Un incident récent dans une prestigieuse université des États-Unis a révélé une mauvaise conduite académique généralisée impliquant des outils d'intelligence artificielle. Le scandale a été révélé après qu'un professeur a remarqué une baisse spectaculaire des notes lors d'un examen en personne par rapport aux évaluations antérieures menées à distance.
Pour ce semestre, il a décidé de mener à la fois les examens de mi-semestre et les examens finaux comme des évaluations "à emporter à la maison, à livre fermé", ce qui signifie que les étudiants pouvaient les compléter à la maison mais sans utiliser de ressources externes. Ce format a été choisi car il permet aux étudiants de disposer de plus de temps pour résoudre des problèmes, selon Serrano. Cependant, les résultats de l'examen de mi-semestre étaient inhabituellement élevés, avec une note moyenne de 96 sur 100 points.

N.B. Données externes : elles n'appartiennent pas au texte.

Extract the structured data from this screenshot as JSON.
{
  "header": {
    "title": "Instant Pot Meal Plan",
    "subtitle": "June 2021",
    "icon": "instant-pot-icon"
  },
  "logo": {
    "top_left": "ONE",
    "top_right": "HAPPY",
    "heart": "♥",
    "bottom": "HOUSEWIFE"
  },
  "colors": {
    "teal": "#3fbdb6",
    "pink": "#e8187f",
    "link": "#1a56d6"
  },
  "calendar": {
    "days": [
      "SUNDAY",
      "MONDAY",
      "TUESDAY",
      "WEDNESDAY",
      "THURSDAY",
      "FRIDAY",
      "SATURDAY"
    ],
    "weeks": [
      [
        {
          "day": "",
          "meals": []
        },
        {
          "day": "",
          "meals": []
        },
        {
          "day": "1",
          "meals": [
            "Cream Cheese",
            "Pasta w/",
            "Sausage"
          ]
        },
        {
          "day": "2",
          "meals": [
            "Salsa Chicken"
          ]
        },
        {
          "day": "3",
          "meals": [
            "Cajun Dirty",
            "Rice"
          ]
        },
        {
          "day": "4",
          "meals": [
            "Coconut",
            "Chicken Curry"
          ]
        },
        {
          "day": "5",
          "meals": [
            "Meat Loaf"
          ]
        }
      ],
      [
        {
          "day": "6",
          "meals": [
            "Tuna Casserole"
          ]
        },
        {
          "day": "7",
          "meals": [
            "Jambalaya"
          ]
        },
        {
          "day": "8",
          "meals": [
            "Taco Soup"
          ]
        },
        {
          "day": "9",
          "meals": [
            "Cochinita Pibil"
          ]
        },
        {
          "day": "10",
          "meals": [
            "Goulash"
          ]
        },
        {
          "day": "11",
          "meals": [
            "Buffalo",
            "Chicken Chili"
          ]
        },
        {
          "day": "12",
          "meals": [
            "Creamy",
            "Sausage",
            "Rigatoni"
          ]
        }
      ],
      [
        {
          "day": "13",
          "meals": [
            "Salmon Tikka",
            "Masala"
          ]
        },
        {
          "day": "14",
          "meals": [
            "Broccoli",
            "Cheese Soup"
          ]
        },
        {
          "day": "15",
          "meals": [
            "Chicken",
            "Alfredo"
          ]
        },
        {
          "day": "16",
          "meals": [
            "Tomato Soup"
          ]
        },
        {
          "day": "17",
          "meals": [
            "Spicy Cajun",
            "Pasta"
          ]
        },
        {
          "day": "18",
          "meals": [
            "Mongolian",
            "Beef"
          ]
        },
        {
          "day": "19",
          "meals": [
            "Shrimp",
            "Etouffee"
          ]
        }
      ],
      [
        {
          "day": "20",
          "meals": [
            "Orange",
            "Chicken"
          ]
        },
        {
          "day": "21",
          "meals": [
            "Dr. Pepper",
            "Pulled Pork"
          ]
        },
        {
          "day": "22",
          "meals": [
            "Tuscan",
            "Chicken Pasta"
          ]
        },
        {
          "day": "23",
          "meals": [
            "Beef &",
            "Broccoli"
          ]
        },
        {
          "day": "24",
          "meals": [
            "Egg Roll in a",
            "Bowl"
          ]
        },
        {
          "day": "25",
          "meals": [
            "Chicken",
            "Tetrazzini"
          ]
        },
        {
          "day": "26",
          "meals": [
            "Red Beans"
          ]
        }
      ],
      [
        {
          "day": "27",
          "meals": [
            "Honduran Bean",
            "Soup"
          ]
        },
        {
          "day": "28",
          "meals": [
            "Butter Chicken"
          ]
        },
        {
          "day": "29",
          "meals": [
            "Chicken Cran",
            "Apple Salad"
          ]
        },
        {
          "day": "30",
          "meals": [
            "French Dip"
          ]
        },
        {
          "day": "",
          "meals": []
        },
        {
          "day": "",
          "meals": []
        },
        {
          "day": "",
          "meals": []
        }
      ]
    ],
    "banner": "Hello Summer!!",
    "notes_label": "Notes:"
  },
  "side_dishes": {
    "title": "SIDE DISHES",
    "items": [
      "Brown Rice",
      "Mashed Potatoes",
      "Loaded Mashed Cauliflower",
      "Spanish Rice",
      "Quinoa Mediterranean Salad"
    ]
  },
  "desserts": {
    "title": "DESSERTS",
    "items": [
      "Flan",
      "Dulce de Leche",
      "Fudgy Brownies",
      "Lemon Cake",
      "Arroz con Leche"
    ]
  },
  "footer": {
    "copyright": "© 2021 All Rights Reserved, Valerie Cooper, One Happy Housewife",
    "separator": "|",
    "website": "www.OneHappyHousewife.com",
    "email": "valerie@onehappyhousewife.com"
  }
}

Remarquablement, 40 étudiants ont obtenu des scores parfaits, ce qui a soulevé des drapeaux rouges parmi l'équipe de notation. Le professeur Serrano est devenu suspicieux lorsqu'il a remarqué plusieurs modèles inhabituels dans les réponses.
Certaines réponses contenaient des phrases exactes qui correspondaient aux sorties générées par des systèmes de chatbot tels que ChatGPT. Ces observations l'ont incité à enquêter davantage. Lorsque l'examen final a nécessité une présence en personne, le score moyen a chuté à 48 points et 27 étudiants qui avaient passé le semestre intermédiaire ne se sont même pas présentés à la finale. Ce contraste frappant entre les deux ensembles de résultats a confirmé ses soupçons de malhonnêteté académique. La question s'est intensifiée lorsque Serrano a porté ses préoccupations à l'administration de l'Université Brown, où il enseigne depuis plus de trois décennies. Selon les rapports, la réponse initiale de la direction de l'université a été dédaigneuse.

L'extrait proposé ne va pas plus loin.